For the young he was a subversively Romantic figure. In a Byron exhibition I curated for the National Portrait Gallery I suggested that Jagger was a 20th-century Byron. Some people felt this was going a bit far. But you only have to replay the footage of The Stones in the Park, the rock concert held in Hyde Park in 1969, to see the obvious parallels. Not just the blubber lips and Byronic ruffled shirt. Not just Jagger's recitation of Shelley's "Adonaïs" in memory of Brian Jones, who had drowned two days before the concert. It's the crowd reaction that makes one think of Byron, girls climbing up the platform for the ecstasy of touching him. Like Byron in his period, Jagger was the focus of hysterical sexual fantasy.
He'd become one of the beautiful people, the sophisticates, appearing in Roy Strong's diary (from which Norman should have quoted) at a Cecil Beaton party: "Once again this was a costume parade on the grand scale: Peter Ayer the actor, in brown velvet, Ossie Clark in plum velvet edged with ribbon, his wife Celia Birtwell tousled and pretty in black Patrick Lichfield all hair and embroidered shirt, Mick Jagger in purple, and Penelope Tree wearing an astonishing leather hat whose brim went halfway down her back." Strong himself, emerging from a similarly drab and disadvantaged London suburban background, was on the same fast-track reinvention course as Jagger's, turning himself into the kingmaker of taste.
By 1970, when I interviewed Lennon, the Beatles had disbanded. He and a rather surly Yoko Ono had a lot to tell me about their wish from now on to "live in paper bags". He suggested the Stones should follow suit and find themselves more mature, more spiritually rewarding occupations. But how could this be possible? Mick lived for the performance in a sense that the Beatles, primarily songwriters, did not. In effect the Stones filled the vacuum left by the Beatles. Their Sticky Fingers album, with its Andy Warhol cover, was, as Norman tells us, "a landslide victory".

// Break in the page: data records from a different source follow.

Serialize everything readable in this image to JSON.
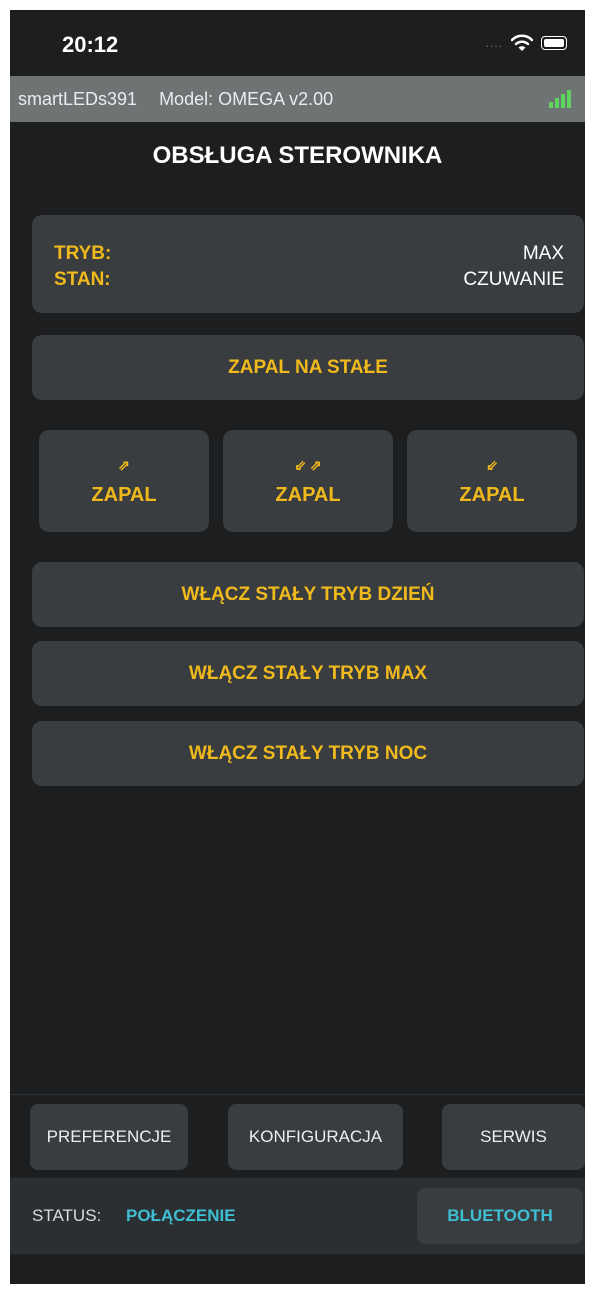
{
  "statusbar": {
    "time": "20:12",
    "dots": "....",
    "wifi_icon": "wifi-icon",
    "battery_icon": "battery-icon"
  },
  "device": {
    "name": "smartLEDs391",
    "model": "Model: OMEGA v2.00",
    "signal_icon": "signal-bars-icon"
  },
  "page_title": "OBSŁUGA STEROWNIKA",
  "info": {
    "tryb_label": "TRYB:",
    "tryb_value": "MAX",
    "stan_label": "STAN:",
    "stan_value": "CZUWANIE"
  },
  "buttons": {
    "zapal_na_stale": "ZAPAL NA STAŁE",
    "zapal_up": {
      "arrows": "⇗",
      "label": "ZAPAL"
    },
    "zapal_both": {
      "arrows": "⇙ ⇗",
      "label": "ZAPAL"
    },
    "zapal_down": {
      "arrows": "⇙",
      "label": "ZAPAL"
    },
    "tryb_dzien": "WŁĄCZ STAŁY TRYB DZIEŃ",
    "tryb_max": "WŁĄCZ STAŁY TRYB MAX",
    "tryb_noc": "WŁĄCZ STAŁY TRYB NOC"
  },
  "tabs": {
    "preferencje": "PREFERENCJE",
    "konfiguracja": "KONFIGURACJA",
    "serwis": "SERWIS"
  },
  "footer": {
    "status_label": "STATUS:",
    "status_value": "POŁĄCZENIE",
    "bluetooth_button": "BLUETOOTH"
  },
  "colors": {
    "accent": "#f0b91c",
    "status": "#3fbed3",
    "background": "#1c1e20",
    "card": "#3a3d40"
  }
}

It has to be said that the second half of this biography flags and becomes just a little repetitious. There is too much about Jagger mingling with the aristocrats, too many scenes of drug-taking, too much of both together, as when Marianne Faithfull at a banquet given by the Earl of Warwick "took five Mandrax tablets by way of hors d'oeuvres and passed out into her soup". But what the book does establish, in spite of the commotion there has always been around him, is Jagger's remarkable consistency both as a performer (still singing "Satisfaction") and major countercultural influence.
Fiona MacCarthy's The Last Pre-Raphaelite: Edward Burne-Jones and the Victorian Imagination won the 2012 James Tait Black prize for biography.